Question

A wire of arbitrary shape, which is confined to the x-y plane, carries a current i from point a to point b in the plane. show that if a uniform magnetic field b→ perpendicular to the x-y plane is present, the force that the wire experiences is the same as that which would be felt by a wire running straight from a to
b.

Answer 1

Answer:

See explanation

Explanation:

Solution:-

- A wire of arbitrary shape,which is confined to the x-y plane,carries a current I from point A to point B in the x-y plane.

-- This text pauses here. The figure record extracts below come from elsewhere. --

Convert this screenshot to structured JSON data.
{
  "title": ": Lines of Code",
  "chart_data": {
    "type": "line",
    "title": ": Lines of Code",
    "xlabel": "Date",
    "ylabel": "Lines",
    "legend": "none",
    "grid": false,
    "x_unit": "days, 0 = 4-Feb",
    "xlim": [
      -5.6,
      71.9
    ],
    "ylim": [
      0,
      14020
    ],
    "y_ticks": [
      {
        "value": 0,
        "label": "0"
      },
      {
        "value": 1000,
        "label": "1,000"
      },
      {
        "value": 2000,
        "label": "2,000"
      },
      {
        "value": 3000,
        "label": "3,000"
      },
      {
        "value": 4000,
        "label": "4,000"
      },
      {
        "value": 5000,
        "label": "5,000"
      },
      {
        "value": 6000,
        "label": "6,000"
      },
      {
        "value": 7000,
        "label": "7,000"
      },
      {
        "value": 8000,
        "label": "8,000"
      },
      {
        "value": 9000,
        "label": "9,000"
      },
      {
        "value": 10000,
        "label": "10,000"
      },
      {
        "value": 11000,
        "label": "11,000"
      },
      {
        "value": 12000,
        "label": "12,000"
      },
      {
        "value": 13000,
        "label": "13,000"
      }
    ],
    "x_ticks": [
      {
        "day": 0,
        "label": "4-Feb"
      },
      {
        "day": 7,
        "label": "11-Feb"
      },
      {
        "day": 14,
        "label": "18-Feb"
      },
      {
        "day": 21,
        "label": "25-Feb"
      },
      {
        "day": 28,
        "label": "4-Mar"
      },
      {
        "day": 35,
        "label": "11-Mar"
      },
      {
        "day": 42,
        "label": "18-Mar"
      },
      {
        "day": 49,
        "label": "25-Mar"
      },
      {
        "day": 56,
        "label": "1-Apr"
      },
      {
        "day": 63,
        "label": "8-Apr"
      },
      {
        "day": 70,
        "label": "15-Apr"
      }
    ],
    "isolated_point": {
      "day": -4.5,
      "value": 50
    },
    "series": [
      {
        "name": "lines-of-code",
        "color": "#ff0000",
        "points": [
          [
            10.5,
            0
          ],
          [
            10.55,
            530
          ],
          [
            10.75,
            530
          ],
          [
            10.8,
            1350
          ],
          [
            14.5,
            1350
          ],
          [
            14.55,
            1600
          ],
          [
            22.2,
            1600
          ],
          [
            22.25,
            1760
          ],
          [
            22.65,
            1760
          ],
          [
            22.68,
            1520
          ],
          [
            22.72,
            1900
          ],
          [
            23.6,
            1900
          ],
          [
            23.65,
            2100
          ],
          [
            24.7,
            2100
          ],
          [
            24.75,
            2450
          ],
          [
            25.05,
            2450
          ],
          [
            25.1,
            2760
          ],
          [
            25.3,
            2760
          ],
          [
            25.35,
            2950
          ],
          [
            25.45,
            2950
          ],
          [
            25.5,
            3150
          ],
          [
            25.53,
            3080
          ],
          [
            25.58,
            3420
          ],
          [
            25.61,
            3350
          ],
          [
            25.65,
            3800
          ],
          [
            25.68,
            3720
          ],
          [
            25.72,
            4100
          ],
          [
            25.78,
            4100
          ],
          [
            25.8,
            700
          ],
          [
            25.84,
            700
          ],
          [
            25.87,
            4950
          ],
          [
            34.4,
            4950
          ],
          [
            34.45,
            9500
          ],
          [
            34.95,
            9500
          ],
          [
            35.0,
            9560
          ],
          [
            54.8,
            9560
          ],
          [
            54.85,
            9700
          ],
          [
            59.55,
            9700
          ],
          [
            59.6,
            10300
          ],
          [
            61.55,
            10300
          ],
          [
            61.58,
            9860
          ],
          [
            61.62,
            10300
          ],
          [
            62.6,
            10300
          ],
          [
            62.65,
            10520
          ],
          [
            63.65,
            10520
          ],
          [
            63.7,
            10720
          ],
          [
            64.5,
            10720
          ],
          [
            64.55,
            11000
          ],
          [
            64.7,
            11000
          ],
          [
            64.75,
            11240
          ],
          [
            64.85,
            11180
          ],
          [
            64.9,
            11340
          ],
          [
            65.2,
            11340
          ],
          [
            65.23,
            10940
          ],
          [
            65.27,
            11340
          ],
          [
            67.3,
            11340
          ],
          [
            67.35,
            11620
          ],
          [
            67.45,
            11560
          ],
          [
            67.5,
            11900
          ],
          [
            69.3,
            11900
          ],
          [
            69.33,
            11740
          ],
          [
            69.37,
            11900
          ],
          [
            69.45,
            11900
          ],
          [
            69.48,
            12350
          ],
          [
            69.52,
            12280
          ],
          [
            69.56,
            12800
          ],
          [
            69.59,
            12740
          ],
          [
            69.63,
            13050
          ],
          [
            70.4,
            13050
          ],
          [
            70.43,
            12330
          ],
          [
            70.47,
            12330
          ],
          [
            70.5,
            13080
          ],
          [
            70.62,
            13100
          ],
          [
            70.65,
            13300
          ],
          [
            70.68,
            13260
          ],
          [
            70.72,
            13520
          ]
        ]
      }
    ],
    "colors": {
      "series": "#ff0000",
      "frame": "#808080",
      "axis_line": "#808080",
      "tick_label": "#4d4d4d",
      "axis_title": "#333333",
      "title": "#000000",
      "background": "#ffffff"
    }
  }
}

- See diagram (attached) for clarity.

- Let’s assume that the horizontal distance between A and B is "s" and the vertical distance between A and B is "d". Then for the straight line path vector ( L ):

                    L = s i^ + d j^

- The force on the straight wire with current I is then:

                    F = I * ( L x B )

Where,  L: The path vector between points A and B

             B: The magnetic field strength vector

For the curved wire vector "ds = dx i^ + dy j^" and the force on the wire is:

                   F = ∫ [ I (ds x B) = I ∫ (dx i^ + dy j^) x B

When current "I" and magnetic field "B" are uniform then we can pull both of them out of the integral. Separate the integral and calculate each differential separately:

                  F = I ∫ (dx i^) x B + I ∫ (dy j^) x B

                     = I (s i^ x B) + I ( d j^ x B ) = I ( L x B )

- The force of curved and straight line have the same force:

                 F = I ( L x B ) acting on them.